Familial Home: Strong Foundations

Jesmyn Ward, Salvage the Bones
Bloomsbury, 2011
Climate Fiction Collection
Vanderbilt University Library

Salvage the Bones follows the Batiste family in the days surrounding Hurricane Katrina. In the wake of Mama’s death, her children are left devastated as Papa devolves into alcoholism and abuse. Though Hurricane Katrina destroys the Batiste family’s physical home, it simultaneously revives their familial bonds, as their trust in each other becomes necessary for survival. By portraying family as an extension of the environment, Salvage the Bones illustrates that salvaging the home in the climate crisis is salvaging the family itself.
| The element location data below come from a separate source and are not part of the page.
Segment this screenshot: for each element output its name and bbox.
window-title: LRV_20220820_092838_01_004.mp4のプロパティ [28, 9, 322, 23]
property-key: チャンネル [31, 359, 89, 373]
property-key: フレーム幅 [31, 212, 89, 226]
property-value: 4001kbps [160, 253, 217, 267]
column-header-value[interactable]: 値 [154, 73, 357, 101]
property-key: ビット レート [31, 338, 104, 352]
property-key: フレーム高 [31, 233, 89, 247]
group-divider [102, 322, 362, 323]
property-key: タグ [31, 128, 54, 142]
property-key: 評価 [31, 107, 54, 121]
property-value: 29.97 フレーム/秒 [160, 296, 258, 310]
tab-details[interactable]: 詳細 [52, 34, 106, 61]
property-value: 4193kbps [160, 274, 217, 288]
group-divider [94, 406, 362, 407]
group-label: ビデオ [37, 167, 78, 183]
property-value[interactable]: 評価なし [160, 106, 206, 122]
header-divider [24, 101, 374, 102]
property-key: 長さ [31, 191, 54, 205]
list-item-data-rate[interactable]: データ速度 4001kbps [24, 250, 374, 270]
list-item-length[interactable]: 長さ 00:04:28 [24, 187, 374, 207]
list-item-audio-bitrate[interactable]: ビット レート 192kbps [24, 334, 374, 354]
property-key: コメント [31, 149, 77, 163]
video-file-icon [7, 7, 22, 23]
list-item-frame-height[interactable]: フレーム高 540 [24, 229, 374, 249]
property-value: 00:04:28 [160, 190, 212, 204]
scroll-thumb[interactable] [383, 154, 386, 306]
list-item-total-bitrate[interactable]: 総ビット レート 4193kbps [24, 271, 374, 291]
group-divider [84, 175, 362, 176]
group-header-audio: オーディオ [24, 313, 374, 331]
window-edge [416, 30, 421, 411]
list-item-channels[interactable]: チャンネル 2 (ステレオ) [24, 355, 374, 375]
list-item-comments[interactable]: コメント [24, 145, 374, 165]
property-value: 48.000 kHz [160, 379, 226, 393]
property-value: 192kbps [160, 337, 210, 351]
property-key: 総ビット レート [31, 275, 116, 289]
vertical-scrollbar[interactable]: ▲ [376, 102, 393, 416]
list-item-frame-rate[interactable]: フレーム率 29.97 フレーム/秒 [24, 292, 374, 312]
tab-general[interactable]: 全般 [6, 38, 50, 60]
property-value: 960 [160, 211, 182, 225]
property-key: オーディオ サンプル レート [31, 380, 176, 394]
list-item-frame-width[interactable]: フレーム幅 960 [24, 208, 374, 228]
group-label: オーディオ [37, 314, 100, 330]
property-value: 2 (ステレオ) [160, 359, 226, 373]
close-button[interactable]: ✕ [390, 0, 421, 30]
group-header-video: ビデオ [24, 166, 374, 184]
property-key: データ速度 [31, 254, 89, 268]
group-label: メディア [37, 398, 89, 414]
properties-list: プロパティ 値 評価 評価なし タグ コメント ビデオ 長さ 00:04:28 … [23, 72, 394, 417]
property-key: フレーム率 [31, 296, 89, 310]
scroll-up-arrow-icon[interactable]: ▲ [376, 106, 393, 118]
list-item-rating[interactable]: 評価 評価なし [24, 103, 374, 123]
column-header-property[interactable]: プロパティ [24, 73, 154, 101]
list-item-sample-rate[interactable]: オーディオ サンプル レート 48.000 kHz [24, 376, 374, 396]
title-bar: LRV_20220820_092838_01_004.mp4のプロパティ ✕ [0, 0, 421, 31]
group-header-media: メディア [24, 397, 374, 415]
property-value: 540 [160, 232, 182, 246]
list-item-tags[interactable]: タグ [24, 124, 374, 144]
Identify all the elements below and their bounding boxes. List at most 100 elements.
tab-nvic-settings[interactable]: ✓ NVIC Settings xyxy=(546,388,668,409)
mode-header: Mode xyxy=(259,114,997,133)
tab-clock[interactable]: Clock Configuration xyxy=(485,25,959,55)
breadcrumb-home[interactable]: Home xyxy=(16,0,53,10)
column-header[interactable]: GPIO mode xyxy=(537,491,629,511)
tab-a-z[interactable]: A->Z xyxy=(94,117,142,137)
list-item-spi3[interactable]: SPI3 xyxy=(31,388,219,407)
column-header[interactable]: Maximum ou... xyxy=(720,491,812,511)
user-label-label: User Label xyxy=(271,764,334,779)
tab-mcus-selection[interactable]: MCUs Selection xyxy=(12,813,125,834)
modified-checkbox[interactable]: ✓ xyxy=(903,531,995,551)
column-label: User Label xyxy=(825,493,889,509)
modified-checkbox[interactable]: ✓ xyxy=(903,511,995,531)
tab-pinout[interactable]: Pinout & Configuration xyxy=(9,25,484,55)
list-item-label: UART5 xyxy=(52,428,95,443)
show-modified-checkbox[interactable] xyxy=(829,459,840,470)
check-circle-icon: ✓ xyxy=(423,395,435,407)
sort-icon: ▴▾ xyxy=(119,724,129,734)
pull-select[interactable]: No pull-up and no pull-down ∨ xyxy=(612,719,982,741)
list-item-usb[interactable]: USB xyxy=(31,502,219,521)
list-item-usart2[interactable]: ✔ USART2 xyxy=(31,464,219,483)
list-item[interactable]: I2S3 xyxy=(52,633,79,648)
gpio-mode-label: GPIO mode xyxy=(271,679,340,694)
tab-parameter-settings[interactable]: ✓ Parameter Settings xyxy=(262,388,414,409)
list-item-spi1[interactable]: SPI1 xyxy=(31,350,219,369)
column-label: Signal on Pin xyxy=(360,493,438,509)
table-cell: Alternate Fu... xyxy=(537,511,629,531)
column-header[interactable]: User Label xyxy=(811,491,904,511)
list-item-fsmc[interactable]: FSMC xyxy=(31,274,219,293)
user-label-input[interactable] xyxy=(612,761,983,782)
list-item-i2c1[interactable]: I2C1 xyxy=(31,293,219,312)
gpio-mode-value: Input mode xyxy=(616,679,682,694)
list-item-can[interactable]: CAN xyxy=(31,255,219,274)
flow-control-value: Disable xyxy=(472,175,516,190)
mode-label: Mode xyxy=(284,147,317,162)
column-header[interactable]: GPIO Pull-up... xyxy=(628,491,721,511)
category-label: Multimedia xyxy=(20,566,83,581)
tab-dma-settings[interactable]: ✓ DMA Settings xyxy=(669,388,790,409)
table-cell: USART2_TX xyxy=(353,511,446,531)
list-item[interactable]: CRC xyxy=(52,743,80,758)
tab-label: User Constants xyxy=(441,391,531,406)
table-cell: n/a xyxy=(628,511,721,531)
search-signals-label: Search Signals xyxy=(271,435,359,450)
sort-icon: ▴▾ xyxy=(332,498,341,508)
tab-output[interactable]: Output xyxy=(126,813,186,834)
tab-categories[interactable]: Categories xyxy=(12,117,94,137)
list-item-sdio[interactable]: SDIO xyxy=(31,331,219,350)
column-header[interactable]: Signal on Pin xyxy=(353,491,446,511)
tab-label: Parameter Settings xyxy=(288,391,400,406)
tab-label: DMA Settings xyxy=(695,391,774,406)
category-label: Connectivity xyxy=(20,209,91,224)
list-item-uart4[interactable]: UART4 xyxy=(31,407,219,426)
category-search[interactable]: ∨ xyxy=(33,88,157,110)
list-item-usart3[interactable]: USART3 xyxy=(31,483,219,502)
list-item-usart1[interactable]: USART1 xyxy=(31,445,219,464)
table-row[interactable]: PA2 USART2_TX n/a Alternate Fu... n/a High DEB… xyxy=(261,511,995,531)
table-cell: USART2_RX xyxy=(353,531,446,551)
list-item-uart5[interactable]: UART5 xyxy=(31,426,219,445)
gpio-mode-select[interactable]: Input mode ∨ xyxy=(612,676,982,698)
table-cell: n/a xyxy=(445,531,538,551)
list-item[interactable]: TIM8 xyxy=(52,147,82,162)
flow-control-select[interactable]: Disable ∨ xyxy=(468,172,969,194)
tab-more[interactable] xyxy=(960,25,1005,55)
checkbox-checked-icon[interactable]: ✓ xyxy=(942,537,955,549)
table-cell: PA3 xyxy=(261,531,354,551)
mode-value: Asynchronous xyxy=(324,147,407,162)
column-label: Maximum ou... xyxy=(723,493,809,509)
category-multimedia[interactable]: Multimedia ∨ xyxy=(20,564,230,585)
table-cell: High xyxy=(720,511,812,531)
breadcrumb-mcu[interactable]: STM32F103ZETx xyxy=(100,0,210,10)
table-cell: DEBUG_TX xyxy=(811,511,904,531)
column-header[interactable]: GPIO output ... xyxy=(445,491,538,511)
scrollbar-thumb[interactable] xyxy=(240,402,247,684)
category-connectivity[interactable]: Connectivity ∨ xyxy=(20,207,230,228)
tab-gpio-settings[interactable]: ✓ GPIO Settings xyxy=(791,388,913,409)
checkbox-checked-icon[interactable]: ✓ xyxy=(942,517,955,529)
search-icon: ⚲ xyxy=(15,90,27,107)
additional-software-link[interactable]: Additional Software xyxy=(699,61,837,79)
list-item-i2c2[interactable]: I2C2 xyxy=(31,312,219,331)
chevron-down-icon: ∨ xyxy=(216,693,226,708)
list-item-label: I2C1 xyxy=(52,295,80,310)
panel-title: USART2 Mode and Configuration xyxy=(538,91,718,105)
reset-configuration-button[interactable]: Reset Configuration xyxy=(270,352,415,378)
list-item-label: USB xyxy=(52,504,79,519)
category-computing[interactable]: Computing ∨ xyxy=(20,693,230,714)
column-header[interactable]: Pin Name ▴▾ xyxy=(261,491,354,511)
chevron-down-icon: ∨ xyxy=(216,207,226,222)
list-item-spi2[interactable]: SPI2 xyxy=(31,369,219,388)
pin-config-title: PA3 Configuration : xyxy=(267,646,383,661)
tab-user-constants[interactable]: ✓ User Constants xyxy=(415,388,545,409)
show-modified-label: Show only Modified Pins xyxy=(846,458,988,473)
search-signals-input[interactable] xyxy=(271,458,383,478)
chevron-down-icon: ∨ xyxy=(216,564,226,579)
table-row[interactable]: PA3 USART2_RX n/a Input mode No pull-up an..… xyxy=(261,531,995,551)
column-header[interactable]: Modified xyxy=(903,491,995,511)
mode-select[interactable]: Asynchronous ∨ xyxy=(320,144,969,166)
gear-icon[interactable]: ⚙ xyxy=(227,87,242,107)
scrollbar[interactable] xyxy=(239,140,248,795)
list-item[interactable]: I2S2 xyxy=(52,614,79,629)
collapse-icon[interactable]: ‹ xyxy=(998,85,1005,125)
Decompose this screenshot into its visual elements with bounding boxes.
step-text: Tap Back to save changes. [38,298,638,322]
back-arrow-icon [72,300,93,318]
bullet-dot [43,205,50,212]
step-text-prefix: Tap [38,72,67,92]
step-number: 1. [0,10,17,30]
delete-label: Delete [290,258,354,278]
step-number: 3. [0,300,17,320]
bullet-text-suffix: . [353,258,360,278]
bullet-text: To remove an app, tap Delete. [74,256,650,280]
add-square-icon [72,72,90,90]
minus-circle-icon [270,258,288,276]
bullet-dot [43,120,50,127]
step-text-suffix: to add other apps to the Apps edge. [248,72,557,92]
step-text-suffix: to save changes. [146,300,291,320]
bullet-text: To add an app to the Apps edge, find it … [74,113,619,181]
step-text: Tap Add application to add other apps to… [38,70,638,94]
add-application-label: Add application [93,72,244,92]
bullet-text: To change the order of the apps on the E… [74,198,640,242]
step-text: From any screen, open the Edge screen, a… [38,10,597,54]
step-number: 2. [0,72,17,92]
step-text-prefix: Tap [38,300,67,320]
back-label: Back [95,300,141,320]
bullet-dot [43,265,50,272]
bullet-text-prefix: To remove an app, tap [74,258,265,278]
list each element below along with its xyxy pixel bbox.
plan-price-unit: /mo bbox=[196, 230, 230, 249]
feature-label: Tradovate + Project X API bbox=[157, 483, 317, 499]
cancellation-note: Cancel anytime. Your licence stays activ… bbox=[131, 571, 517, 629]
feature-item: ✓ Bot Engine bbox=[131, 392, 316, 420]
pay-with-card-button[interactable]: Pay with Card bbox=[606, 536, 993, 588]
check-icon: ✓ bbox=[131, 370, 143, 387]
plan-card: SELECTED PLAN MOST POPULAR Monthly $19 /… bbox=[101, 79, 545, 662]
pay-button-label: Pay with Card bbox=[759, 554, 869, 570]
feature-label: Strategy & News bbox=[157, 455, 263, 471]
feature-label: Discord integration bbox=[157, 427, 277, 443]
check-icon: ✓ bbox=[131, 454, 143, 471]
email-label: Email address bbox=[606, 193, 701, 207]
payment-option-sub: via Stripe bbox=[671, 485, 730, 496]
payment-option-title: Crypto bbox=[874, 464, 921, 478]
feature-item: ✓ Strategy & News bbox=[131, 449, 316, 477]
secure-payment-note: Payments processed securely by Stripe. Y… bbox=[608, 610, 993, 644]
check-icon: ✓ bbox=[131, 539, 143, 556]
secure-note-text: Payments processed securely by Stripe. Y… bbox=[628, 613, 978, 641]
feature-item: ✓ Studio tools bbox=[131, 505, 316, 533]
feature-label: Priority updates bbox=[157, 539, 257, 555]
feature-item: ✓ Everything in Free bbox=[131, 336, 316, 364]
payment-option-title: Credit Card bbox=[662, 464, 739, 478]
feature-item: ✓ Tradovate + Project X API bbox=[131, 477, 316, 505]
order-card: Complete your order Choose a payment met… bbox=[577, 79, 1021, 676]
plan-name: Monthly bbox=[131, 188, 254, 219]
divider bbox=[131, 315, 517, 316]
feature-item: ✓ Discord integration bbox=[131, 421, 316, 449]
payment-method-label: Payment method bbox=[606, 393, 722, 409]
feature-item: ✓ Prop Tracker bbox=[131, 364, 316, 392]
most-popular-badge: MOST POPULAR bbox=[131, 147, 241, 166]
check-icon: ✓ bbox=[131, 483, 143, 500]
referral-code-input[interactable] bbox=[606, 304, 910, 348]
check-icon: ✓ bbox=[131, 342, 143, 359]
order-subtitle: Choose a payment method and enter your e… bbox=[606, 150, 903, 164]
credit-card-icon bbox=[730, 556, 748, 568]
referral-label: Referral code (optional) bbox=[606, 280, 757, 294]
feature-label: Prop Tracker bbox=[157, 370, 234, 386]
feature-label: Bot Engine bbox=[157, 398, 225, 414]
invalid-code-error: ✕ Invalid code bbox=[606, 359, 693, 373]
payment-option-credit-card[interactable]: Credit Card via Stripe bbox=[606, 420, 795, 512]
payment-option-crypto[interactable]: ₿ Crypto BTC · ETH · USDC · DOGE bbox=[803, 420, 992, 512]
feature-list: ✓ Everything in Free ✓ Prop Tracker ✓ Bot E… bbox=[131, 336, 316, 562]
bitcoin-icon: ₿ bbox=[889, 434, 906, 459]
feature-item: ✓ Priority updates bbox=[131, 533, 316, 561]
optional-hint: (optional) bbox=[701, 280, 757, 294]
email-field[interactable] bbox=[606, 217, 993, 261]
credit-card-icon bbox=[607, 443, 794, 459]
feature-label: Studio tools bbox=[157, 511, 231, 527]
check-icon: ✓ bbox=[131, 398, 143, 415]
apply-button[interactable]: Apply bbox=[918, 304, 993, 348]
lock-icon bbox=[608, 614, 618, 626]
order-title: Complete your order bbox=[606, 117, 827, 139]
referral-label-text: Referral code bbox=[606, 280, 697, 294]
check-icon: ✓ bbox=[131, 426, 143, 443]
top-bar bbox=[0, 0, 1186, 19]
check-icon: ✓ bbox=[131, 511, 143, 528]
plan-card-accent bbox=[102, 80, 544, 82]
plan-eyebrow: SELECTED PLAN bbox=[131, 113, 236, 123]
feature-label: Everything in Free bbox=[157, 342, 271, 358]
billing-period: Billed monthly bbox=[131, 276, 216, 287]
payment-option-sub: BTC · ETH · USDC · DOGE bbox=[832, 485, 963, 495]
“We sat in the open attic until the wind quieted . . . until the sky brightened . . . until the water . . . receded. . . . We huddled together in Mother Lizbeth’s attic . . . a pile of wet, cold branches, human debris in the middle of all of the rest of it”.

(237)

The family members survive the storm by taking shelter in the attic of their grandmother’s house, which sits on higher ground. They are saved by familial connections that span generations. Though the family is battered, reduced to human debris that must be salvaged, it remains strong like the foundations of Mother Lizbeth’s house. 

How does family endure the climate crisis?